MEDITATIONS IN THE BEATITUDES – 10
Mt 5:10 Blessed are those who are persecuted because of righteousness, for theirs is the kingdom of heaven.
In the last meditation we said that this and the previous verse go together in that they are practical outworkings of the Christian faith. Verse 9 was about how we express our relationship with God by reaching out to others to bring them to the place where they can receive the same peace with God through Christ that we have received. This verse is about how those who do not want to know about that peace respond hostilely to us.
Nobody likes the thought of persecution yet it is a part of the Christian experience. Jesus told his disciples, “If they persecuted me, they will persecute you also.” (Jn 15;20). The apostle Paul taught, “everyone who wants to live a godly life in Christ Jesus will be persecuted.” (2 Tim 3:12). Persecution is purposeful opposition and the reason for it is given in our verse today and the verse we’ve just quoted. We will be opposed because we live righteous and godly lives and that righteousness and godliness shows up the unrighteousness and ungodliness in the people of the world who have set their hearts against God. In the same way they rejected Jesus’ goodness, so they will reject ours. However when we read the New Testament, we should also note that as much as there were times of persecution (Jn 4:1-, 5:17-, 6:12-, 8:1, 9:23, 12:1- etc) there were also times where, with the blessing of God, the church knew favour with the people and peace (Acts 2:47, 9:31).
Is it possible to win the favour of the people? Yes, it clearly is, by expressing God’s love and power and goodness to bring blessing to the world. Nevertheless there will be those who, despite this, will rise up against God’s people because that love and goodness shows them up for what they are. There will be those who are open to the enemy and will be used by him to make life uncomfortable for believers. However, the worst that they can do is kill God’s people and in both the early church and today there are martyrs for the faith. Some people God does allow to walk through death – Stephen (Acts 6 & 7) was an example of this. Others the Lord delivers miraculously – Peter was an example of this (Acts 12) though tradition has it that he was eventually put to death for his faith, as did ten of the eleven remaining apostles – John being the exception, who died of old age in exile.
How should we view persecution? Well not as something we should bring upon ourselves by our insensitive and careless speaking or behaviour, for we should always seek to express the love and grace and humility of God. The apostles considered it something that should not hinder them (see their prayer in Acts 4:23 -30) and in fact they rejoiced that God trusted them to cope with it (Acts 5:41). Rather than be negative about it, Jesus instructed that we should be positive and pray for those who persecute us (Mt 5:44). Note, pray FOR not against. Paul added, “Bless those who persecute you; bless and do not curse.” (Rom 12;14) How powerful is that! Don’t curse people the enemy uses, but seek God’s blessing on them. Pray for them to come to know Christ. Ask God to bless them. That is the instruction of the New Testament.
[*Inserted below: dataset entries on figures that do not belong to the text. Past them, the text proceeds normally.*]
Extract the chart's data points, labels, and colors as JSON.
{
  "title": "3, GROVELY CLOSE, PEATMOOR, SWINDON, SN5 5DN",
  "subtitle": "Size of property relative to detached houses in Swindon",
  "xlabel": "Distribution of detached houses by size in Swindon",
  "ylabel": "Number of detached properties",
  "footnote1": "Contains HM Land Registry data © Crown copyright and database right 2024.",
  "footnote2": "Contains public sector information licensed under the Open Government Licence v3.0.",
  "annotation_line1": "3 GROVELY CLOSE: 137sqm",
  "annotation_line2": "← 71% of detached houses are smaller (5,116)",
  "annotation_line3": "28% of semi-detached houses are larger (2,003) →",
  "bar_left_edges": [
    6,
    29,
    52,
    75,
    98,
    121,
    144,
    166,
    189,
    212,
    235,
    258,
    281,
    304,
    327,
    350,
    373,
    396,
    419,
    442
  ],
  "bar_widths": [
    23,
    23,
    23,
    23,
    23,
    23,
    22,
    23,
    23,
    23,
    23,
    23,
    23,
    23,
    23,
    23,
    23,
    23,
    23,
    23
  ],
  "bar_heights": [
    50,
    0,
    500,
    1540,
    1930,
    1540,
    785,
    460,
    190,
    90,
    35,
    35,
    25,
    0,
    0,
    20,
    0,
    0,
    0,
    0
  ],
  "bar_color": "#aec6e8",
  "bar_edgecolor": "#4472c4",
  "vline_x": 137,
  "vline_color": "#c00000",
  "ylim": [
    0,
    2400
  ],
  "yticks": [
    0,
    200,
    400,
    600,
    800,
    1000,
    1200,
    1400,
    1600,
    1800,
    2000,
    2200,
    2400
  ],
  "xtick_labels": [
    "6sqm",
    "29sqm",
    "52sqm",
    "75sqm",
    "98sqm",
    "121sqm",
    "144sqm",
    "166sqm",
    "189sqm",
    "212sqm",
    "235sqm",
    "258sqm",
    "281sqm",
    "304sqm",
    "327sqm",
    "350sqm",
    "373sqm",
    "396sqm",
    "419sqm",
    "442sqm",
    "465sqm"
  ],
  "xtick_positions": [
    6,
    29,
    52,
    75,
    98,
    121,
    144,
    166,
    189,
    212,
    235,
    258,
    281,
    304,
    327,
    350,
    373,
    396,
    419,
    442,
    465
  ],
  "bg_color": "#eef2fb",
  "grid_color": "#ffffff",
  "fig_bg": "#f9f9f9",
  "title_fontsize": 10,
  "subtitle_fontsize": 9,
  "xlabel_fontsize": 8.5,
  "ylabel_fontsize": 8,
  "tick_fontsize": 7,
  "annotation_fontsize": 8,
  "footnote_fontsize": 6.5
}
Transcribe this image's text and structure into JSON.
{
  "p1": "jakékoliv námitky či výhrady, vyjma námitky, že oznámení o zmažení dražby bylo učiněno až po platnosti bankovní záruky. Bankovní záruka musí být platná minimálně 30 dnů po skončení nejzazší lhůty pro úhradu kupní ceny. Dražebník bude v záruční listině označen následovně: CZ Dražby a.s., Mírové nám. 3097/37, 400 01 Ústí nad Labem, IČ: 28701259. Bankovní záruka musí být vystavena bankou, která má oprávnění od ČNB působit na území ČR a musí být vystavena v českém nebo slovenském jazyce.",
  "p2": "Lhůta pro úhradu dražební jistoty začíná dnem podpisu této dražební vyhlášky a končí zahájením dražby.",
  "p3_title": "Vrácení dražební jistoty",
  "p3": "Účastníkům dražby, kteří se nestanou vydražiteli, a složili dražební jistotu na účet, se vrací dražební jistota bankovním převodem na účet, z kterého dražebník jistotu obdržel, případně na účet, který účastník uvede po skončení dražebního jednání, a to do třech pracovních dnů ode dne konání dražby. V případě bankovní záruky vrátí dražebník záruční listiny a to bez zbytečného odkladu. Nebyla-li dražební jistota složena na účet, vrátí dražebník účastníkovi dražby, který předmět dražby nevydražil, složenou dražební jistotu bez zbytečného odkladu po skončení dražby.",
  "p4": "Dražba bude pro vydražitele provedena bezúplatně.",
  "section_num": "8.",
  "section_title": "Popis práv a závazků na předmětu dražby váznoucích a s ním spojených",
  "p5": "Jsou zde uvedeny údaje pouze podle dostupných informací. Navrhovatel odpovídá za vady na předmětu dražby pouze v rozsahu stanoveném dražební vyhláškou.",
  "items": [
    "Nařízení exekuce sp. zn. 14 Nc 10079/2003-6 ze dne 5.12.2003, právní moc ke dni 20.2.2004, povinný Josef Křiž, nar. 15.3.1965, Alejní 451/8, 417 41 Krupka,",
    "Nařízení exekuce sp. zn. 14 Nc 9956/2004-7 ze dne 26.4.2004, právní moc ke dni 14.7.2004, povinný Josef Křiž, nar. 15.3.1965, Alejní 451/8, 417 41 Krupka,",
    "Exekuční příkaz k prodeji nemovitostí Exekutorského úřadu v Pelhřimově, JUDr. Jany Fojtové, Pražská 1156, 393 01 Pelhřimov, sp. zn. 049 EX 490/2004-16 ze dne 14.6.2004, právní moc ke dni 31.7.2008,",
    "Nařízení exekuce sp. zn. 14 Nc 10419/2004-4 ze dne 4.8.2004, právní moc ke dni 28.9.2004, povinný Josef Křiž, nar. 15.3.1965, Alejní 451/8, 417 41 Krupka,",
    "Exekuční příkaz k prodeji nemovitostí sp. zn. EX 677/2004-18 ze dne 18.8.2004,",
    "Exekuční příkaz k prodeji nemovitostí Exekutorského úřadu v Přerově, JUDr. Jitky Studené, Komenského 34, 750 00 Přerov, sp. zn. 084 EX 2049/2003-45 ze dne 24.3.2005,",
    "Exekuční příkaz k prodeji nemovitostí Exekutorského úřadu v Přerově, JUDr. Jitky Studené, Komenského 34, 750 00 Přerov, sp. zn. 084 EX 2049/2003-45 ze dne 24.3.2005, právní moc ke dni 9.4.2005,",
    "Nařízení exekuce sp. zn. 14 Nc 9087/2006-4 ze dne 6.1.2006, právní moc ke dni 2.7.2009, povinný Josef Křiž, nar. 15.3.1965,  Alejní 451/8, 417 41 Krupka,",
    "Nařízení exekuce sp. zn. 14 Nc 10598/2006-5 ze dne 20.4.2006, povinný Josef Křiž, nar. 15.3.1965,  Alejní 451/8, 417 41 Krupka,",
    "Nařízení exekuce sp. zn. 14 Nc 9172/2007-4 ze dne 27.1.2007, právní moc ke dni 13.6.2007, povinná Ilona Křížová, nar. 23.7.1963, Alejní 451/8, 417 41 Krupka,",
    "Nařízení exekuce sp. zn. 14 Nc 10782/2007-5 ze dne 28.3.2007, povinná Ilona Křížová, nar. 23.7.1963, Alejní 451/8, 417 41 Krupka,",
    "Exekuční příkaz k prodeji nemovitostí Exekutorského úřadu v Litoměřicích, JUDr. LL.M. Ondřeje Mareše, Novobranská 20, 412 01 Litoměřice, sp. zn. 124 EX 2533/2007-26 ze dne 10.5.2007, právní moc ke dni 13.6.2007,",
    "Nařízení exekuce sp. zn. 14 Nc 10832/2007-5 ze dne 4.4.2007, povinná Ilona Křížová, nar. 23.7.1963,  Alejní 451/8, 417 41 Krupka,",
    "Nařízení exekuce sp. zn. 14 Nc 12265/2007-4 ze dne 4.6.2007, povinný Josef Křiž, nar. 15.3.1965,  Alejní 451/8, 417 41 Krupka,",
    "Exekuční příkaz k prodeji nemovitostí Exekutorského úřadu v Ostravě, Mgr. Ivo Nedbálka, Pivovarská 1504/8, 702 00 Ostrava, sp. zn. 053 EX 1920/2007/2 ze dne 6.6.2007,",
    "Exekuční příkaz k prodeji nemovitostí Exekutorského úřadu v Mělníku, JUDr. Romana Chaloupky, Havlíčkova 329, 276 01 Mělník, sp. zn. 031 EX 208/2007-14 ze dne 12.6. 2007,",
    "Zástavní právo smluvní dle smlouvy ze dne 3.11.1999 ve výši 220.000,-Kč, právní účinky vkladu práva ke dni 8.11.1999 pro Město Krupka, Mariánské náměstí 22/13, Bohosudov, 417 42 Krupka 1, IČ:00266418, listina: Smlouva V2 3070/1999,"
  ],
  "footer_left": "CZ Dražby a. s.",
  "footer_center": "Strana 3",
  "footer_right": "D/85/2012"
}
You want a reward? Yours is the kingdom of heaven! Yes, when we suffer for Christ, he comes close and manifests his presence, manifests the presence of heaven, the rule of God from heaven, here on earth. This is both a now and then thing. It is ‘now’ in that we will know the sovereign move of God in whatever way He decides to come in the present circumstances (e.g. “After they prayed, the place where they were meeting was shaken. And they were all filled with the Holy Spirit and spoke the word of God boldly.” Acts 4:31), and it is ‘then’ in that there is a place reserved for us in eternity. The writer to the Hebrews tells us, “Let us fix our eyes on Jesus, the author and perfecter of our faith, who for the joy set before him endured the cross, scorning its shame, and sat down at the right hand of the throne of God.” (Heb 12:3).
How did Jesus endure the persecution of the Cross? Well, one way was to look beyond it to what would follow. Similarly for us, history shows us that often those who were being persecuted looked beyond what was happening to what they would receive at the end. In the meantime the apostle Paul coped by the knowledge of God saying to him, “My grace is sufficient for you, for my power is made perfect in weakness.” (2 Cor 12:9). In the trial of persecution, the word and history testify to this truth, that whatever God puts before us, or allows to be put before us, His grace will be there for us to help us see it through. Until it happens we can’t imagine it, but it WILL be there. Fear not, the Lord said, “Never will I leave you; never will I forsake you.” (Heb 13:5).